Industry professionals speak on experience, tricks of trade
The Midlands Center for Expressive Arts is hosting a series of workshops aimed at providing tricks of the trade to aspiring artists of all ages and skill levels in the local area. The MCEA Artist Roundtable Workshop Series highlights individuals in such fields as writing, theater and music, and the gatherings feature speakers at the professional level.
Charles McKenley, the founder and program coordinator of MCEA, created the organization as a need for the community after meeting several talented, artistic people in the Midlands area who didn’t know how to go about creating a professional career in the arts for themselves.
“I graduated from Presbyterian College with a degree in music performance and great tools for auditioning, but I didn’t know where to go, what the next step was,” McKenley said. “I created MCEA to provide a hub for artists helping other artists in training, performance opportunities, the business aspect — everything they need but aren’t taught how to do.”
The first workshop of the series, held Saturday, July 16, was titled “The Writer’s Voice” and focused on just that — aspiring poets, authors and playwrights listened to advice from professionals in the industry on how to find their voices as writers and how to get their works published.
“I always wished I had the opportunity to speak with people in the field to know how they’re doing, how they got their start,” McKenley said. “Sometimes it’s luck, but learning tricks of the trade is what this workshop is about, to help boost artists’ careers.”
The workshop featured Charlene Spearen, the associate director for the South Carolina Poetry Initiative and a professor of English at Allen University, who spoke about her experience becoming a professional poet after already having established a separate career and a family, finishing a collegiate career and receiving her doctorate later in life.
Author Shirley Ann spoke about her experience writing and publishing her book “What Mommy Needed to Know,” a work based on the tough conversations she wished she had with her mother but never did.
McKenley spoke on behalf of playwrights and his experience of having one of his plays featured at the National Black Theatre Festival.
Alisa Brewer, a resident of West Columbia who enjoys poetry and creative writing as a hobby, attended the workshop to get back into writing and learn more about publishing.
“MCEA offers a place and chance for my talent and desire for art to be recognized and inspired.
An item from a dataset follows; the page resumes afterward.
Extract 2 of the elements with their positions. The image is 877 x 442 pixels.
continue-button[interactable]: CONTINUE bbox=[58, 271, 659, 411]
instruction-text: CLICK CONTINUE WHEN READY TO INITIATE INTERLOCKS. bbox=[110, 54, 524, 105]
So far, I got to meet other emerging artists and hear from those well into the success of their craft,” Brewer said. “Though last weekend was my first encounter with MCEA, I’ve met many wonderful people, been invited to attend — and have attended — other poetry events around Columbia that I otherwise wouldn’t have known existed.”
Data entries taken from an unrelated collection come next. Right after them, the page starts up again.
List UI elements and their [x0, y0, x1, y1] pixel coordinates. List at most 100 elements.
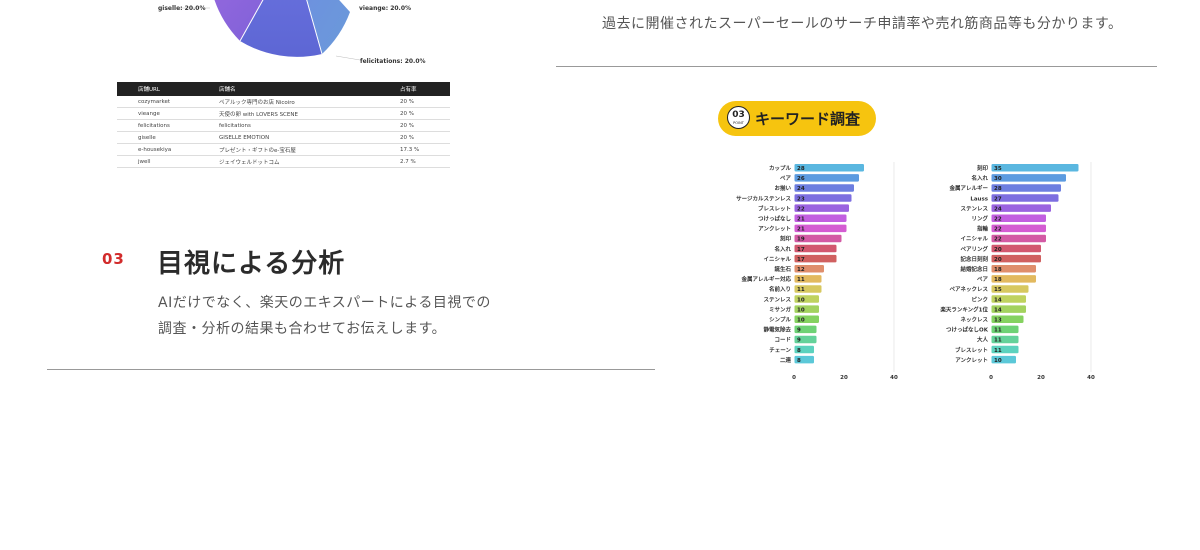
table-cell-url: cozymarket: [117, 96, 219, 108]
bar-value-label: 14: [994, 297, 1002, 303]
bar-value-label: 19: [797, 237, 805, 243]
table-cell-shop: ジェイウェルドットコム: [219, 155, 400, 168]
table-cell-share: 20 %: [400, 119, 450, 132]
keyword-bar-chart-right: 刻印 35 名入れ 30 金属アレルギー 28 Lauss 27 ステンレス 24 リング 22 指輪 2…: [927, 160, 1095, 385]
bar-category-label: ペアリング: [960, 245, 988, 253]
table-row: e-housekiya プレゼント・ギフトのe-宝石屋 17.3 %: [117, 143, 450, 156]
bar-value-label: 24: [994, 206, 1002, 212]
pie-svg: [180, 0, 361, 61]
bar-value-label: 10: [797, 318, 805, 324]
bar-value-label: 35: [994, 166, 1002, 172]
table-cell-shop: 天使の卵 with LOVERS SCENE: [219, 107, 400, 120]
table-cell-shop: プレゼント・ギフトのe-宝石屋: [219, 143, 400, 156]
bar-value-label: 13: [994, 318, 1002, 324]
table-cell-shop: felicitations: [219, 119, 400, 132]
pie-label-vieange: vieange: 20.0%: [359, 5, 412, 12]
bar-category-label: つけっぱなしOK: [946, 326, 989, 334]
bar-category-label: ピンク: [971, 295, 988, 303]
point-number: 03: [732, 110, 745, 120]
table-cell-share: 20 %: [400, 107, 450, 120]
bar-category-label: お揃い: [774, 184, 791, 192]
bar-value-label: 17: [797, 247, 805, 253]
bar-category-label: ペア: [780, 175, 792, 182]
bar-category-label: つけっぱなし: [758, 215, 792, 223]
bar-value-label: 27: [994, 196, 1002, 202]
bar-category-label: カップル: [769, 164, 792, 172]
bar-category-label: ネックレス: [960, 316, 988, 324]
bar-value-label: 22: [994, 237, 1002, 243]
bar-category-label: Lauss: [970, 196, 988, 202]
bar-value-label: 18: [994, 267, 1002, 273]
badge-title: キーワード調査: [755, 110, 861, 128]
table-row: vieange 天使の卵 with LOVERS SCENE 20 %: [117, 107, 450, 120]
table-cell-share: 20 %: [400, 96, 450, 108]
bar-category-label: リング: [971, 215, 988, 223]
bar-value-label: 28: [797, 166, 805, 172]
keyword-chart-svg: カップル 28 ペア 26 お揃い 24 サージカルステンレス 23 ブレスレット 22 つけっぱな…: [736, 162, 898, 381]
bar-value-label: 30: [994, 176, 1002, 182]
bar-category-label: 結婚記念日: [960, 265, 988, 273]
bar-value-label: 11: [994, 348, 1002, 354]
table-row: cozymarket ペアルック専門のお店 Nicoiro 20 %: [117, 96, 450, 108]
table-cell-shop: ペアルック専門のお店 Nicoiro: [219, 96, 400, 108]
bar-value-label: 10: [994, 358, 1002, 364]
bar-value-label: 11: [797, 277, 805, 283]
bar-category-label: 名入れ: [774, 245, 791, 253]
bar-value-label: 8: [797, 348, 801, 354]
keyword-research-badge: 03 POINT キーワード調査: [718, 101, 876, 136]
bar-category-label: ブレスレット: [955, 346, 988, 354]
x-tick-label: 20: [1037, 375, 1045, 381]
bar-value-label: 22: [994, 227, 1002, 233]
bar-category-label: 誕生石: [774, 265, 791, 273]
bar-value-label: 26: [797, 176, 805, 182]
x-tick-label: 0: [792, 375, 796, 381]
bar-category-label: ミサンガ: [769, 305, 792, 313]
divider: [556, 66, 1157, 67]
supersale-description: 過去に開催されたスーパーセールのサーチ申請率や売れ筋商品等も分かります。: [602, 16, 1123, 32]
bar-value-label: 22: [994, 217, 1002, 223]
bar-value-label: 11: [994, 338, 1002, 344]
bar-value-label: 21: [797, 227, 805, 233]
bar-category-label: ブレスレット: [758, 204, 791, 212]
bar-value-label: 14: [994, 307, 1002, 313]
bar-value-label: 12: [797, 267, 805, 273]
bar-category-label: 楽天ランキング1位: [940, 305, 988, 313]
bar-category-label: 刻印: [780, 235, 792, 243]
bar-value-label: 28: [994, 186, 1002, 192]
bar-category-label: 名入れ: [971, 174, 988, 182]
bar-category-label: ペアネックレス: [949, 285, 988, 293]
bar-category-label: 大人: [977, 336, 989, 344]
bar-value-label: 9: [797, 328, 801, 334]
bar-category-label: イニシャル: [763, 256, 791, 263]
bar-category-label: シンプル: [769, 316, 791, 324]
bar-value-label: 10: [797, 307, 805, 313]
table-header-share: 占有率: [400, 82, 450, 96]
pie-label-felicitations: felicitations: 20.0%: [360, 58, 426, 65]
bar-value-label: 11: [797, 287, 805, 293]
table-cell-url: giselle: [117, 131, 219, 144]
table-cell-url: vieange: [117, 107, 219, 120]
bar-category-label: アンクレット: [955, 356, 988, 364]
bar-category-label: 名前入り: [769, 285, 791, 293]
section-text-line-1: AIだけでなく、楽天のエキスパートによる目視での: [158, 295, 491, 311]
bar-value-label: 9: [797, 338, 801, 344]
bar-value-label: 24: [797, 186, 805, 192]
bar-category-label: コード: [774, 337, 791, 344]
bar: [794, 164, 864, 172]
table-cell-url: jwell: [117, 155, 219, 168]
bar-value-label: 8: [797, 358, 801, 364]
bar-category-label: ステンレス: [960, 205, 988, 212]
bar-category-label: 金属アレルギー対応: [740, 275, 791, 283]
bar-value-label: 15: [994, 287, 1002, 293]
table-row: giselle GISELLE EMOTION 20 %: [117, 131, 450, 144]
bar-category-label: 刻印: [977, 164, 989, 172]
table-row: felicitations felicitations 20 %: [117, 119, 450, 132]
table-cell-share: 20 %: [400, 131, 450, 144]
bar-value-label: 10: [797, 297, 805, 303]
bar-value-label: 11: [994, 328, 1002, 334]
point-number-icon: 03 POINT: [727, 106, 750, 129]
section-number: 03: [102, 250, 125, 268]
bar-category-label: 記念日刻刻: [960, 255, 988, 263]
table-cell-share: 2.7 %: [400, 155, 450, 168]
bar-value-label: 22: [797, 206, 805, 212]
The second workshop, “The Big Stage,” was held Saturday, July 23, and focused on music, theater and dance elements of the arts. McKenley described the gathering of attendees and speakers as “a time to share our journeys and where we are in the arts as individuals.”
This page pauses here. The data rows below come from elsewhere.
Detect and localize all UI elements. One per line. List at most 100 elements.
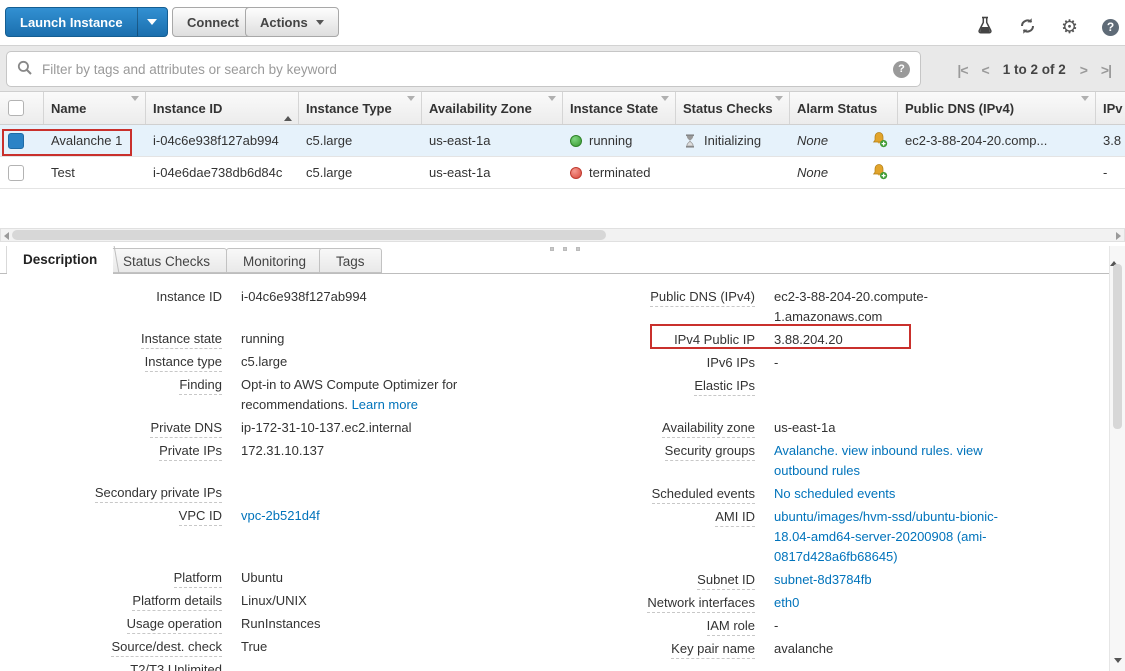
horizontal-scrollbar[interactable] [0, 228, 1125, 242]
column-header-name[interactable]: Name [44, 92, 146, 124]
field-t2-t3-unlimited: T2/T3 Unlimited [0, 660, 560, 671]
column-header-public-dns[interactable]: Public DNS (IPv4) [898, 92, 1096, 124]
field-label: VPC ID [179, 507, 222, 526]
cell-instance-id: i-04c6e938f127ab994 [146, 125, 299, 156]
search-box[interactable]: ? [6, 51, 921, 87]
select-all-checkbox[interactable] [8, 100, 24, 116]
vertical-scrollbar-thumb[interactable] [1113, 264, 1122, 429]
field-label: Platform details [132, 592, 222, 611]
table-header-row: Name Instance ID Instance Type Availabil… [0, 92, 1125, 125]
security-groups-link[interactable]: outbound rules [774, 461, 1094, 481]
tab-label: Description [23, 252, 97, 267]
vertical-scrollbar[interactable] [1109, 246, 1125, 671]
connect-button[interactable]: Connect [172, 7, 254, 37]
ami-id-link[interactable]: 18.04-amd64-server-20200908 (ami- [774, 527, 1094, 547]
create-alarm-bell-icon[interactable] [871, 131, 888, 151]
search-help-icon[interactable]: ? [893, 61, 910, 78]
field-value [241, 660, 541, 671]
state-label: running [589, 133, 632, 148]
column-header-status-checks[interactable]: Status Checks [676, 92, 790, 124]
field-value: ubuntu/images/hvm-ssd/ubuntu-bionic- 18.… [774, 507, 1094, 567]
security-groups-link[interactable]: Avalanche. view inbound rules. view [774, 441, 1094, 461]
hourglass-icon [683, 134, 697, 148]
create-alarm-bell-icon[interactable] [871, 163, 888, 183]
launch-instance-dropdown[interactable] [137, 8, 167, 36]
field-value: - [774, 353, 1094, 373]
cell-alarm-status: None [790, 125, 898, 156]
state-label: terminated [589, 165, 650, 180]
first-page-button[interactable]: |< [957, 62, 967, 78]
beaker-icon[interactable] [976, 16, 994, 38]
sort-down-icon [548, 101, 556, 116]
column-header-alarm-status[interactable]: Alarm Status [790, 92, 898, 124]
next-page-button[interactable]: > [1080, 62, 1087, 78]
field-ami-id: AMI ID ubuntu/images/hvm-ssd/ubuntu-bion… [560, 507, 1105, 567]
field-value: ip-172-31-10-137.ec2.internal [241, 418, 541, 438]
field-label: Finding [179, 376, 222, 395]
scheduled-events-link[interactable]: No scheduled events [774, 484, 1094, 504]
column-label: Instance State [570, 101, 658, 116]
tab-description[interactable]: Description [7, 246, 113, 275]
field-vpc-id: VPC ID vpc-2b521d4f [0, 506, 560, 526]
actions-button[interactable]: Actions [245, 7, 339, 37]
field-value: Avalanche. view inbound rules. view outb… [774, 441, 1094, 481]
field-scheduled-events: Scheduled events No scheduled events [560, 484, 1105, 504]
scroll-left-icon[interactable] [4, 232, 9, 240]
row-checkbox[interactable] [8, 133, 24, 149]
page-range-label: 1 to 2 of 2 [1003, 62, 1066, 77]
row-checkbox[interactable] [8, 165, 24, 181]
ami-id-link[interactable]: 0817d428a6fb68645) [774, 547, 1094, 567]
field-value-line: 1.amazonaws.com [774, 307, 1094, 327]
field-label: Instance type [145, 353, 222, 372]
description-panel: Instance ID i-04c6e938f127ab994 Instance… [0, 274, 1109, 671]
field-source-dest-check: Source/dest. check True [0, 637, 560, 657]
last-page-button[interactable]: >| [1101, 62, 1111, 78]
field-value: 3.88.204.20 [774, 330, 1094, 350]
cell-availability-zone: us-east-1a [422, 125, 563, 156]
field-label: Elastic IPs [694, 377, 755, 396]
tab-tags[interactable]: Tags [319, 248, 382, 273]
tab-monitoring[interactable]: Monitoring [226, 248, 323, 273]
table-row[interactable]: Avalanche 1 i-04c6e938f127ab994 c5.large… [0, 125, 1125, 157]
column-header-ipv4[interactable]: IPv [1096, 92, 1125, 124]
scroll-right-icon[interactable] [1116, 232, 1121, 240]
field-iam-role: IAM role - [560, 616, 1105, 636]
help-icon[interactable]: ? [1102, 19, 1119, 36]
gear-icon[interactable]: ⚙ [1061, 18, 1078, 37]
scroll-down-icon[interactable] [1114, 658, 1122, 663]
field-ipv6-ips: IPv6 IPs - [560, 353, 1105, 373]
column-header-instance-state[interactable]: Instance State [563, 92, 676, 124]
cell-instance-id: i-04e6dae738db6d84c [146, 157, 299, 188]
column-label: IPv [1103, 101, 1123, 116]
field-value-line: recommendations. [241, 397, 352, 412]
network-interface-link[interactable]: eth0 [774, 593, 1094, 613]
sort-down-icon [131, 101, 139, 116]
scroll-up-icon[interactable] [1110, 246, 1118, 266]
field-label: Availability zone [662, 419, 755, 438]
refresh-icon[interactable] [1018, 17, 1037, 38]
field-value: running [241, 329, 541, 349]
vpc-id-link[interactable]: vpc-2b521d4f [241, 506, 541, 526]
field-value: ec2-3-88-204-20.compute- 1.amazonaws.com [774, 287, 1094, 327]
field-value: avalanche [774, 639, 1094, 659]
subnet-id-link[interactable]: subnet-8d3784fb [774, 570, 1094, 590]
prev-page-button[interactable]: < [982, 62, 989, 78]
launch-instance-button[interactable]: Launch Instance [6, 15, 137, 30]
field-instance-state: Instance state running [0, 329, 560, 349]
field-value: c5.large [241, 352, 541, 372]
cell-instance-state: terminated [563, 157, 676, 188]
field-ipv4-public-ip: IPv4 Public IP 3.88.204.20 [560, 330, 1105, 350]
field-label: Usage operation [127, 615, 222, 634]
tab-status-checks[interactable]: Status Checks [106, 248, 227, 273]
column-header-availability-zone[interactable]: Availability Zone [422, 92, 563, 124]
ami-id-link[interactable]: ubuntu/images/hvm-ssd/ubuntu-bionic- [774, 507, 1094, 527]
horizontal-scrollbar-thumb[interactable] [12, 230, 606, 240]
splitter-handle[interactable] [550, 247, 580, 251]
field-value: 172.31.10.137 [241, 441, 541, 461]
learn-more-link[interactable]: Learn more [352, 397, 418, 412]
column-header-instance-type[interactable]: Instance Type [299, 92, 422, 124]
sort-down-icon [775, 101, 783, 116]
search-input[interactable] [42, 62, 893, 77]
table-row[interactable]: Test i-04e6dae738db6d84c c5.large us-eas… [0, 157, 1125, 189]
column-header-instance-id[interactable]: Instance ID [146, 92, 299, 124]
Linda Carr, owner of Linda’s Carraoke Karaoke and DJ Entertainment, spoke of her professional singing and instrumental experience in a band and how she was able to eventually turn her passion into a full-time business career.
One of the speakers present was recent USC visual communications graduate Ndidi Ekpenuma. A self-taught dancer, Ekpenuma spoke of her experience dancing with the group Ricochet, joining the co-ed dance fraternity Delta Phi Delta and choreographing a routine that won a Spurs and Struts dance competition, among a number of other dance events.
“Dancing is something I’m always going to do,” Ekpenuma said. “I have a couple of jobs here and there where I’m getting paid to dance, but I guess you could say I’m a realistic dreamer, keeping extra jobs in case things don’t work out.”
The workshop also featured Eric Bultman, the executive director of Sumter Little Theatre and an adjunct professor of theatre at USC Sumter who received his MFA in theatre at USC Columbia and spoke of his personal story of establishing a career as an actor.
“You know that feeling you get right before the lights come up on stage? That feeling you get in here?” Bultman asked the attendees of the workshop, pointing to his chest.
Bultman referred to that feeling as the “artist’s fire,” the desire to perform or create that needs to be expressed in order for artistic individuals to be happy and proud of their talent. Despite the common element of worrying about finding a career or enough money in the arts, Bultman encouraged artistic attendees to pursue their passions.
McKenley spoke of his experience of performing on stage as a singer.
“The conversation and connections made with the people who attend have been invaluable,” McKenley said.
The final MCEA Artist Roundtable Workshop “The Package” will focus on arts management — how to market and promote artistic work and how to secure the right talent agent. The workshop will be held Saturday, July 30, at the Columbia Music Festival Association building at 914 Pulaski St. from 1 to 3 p.m. Those interested may register online at midlandscenter.com. Registration is $15 in advance and $20 the day of.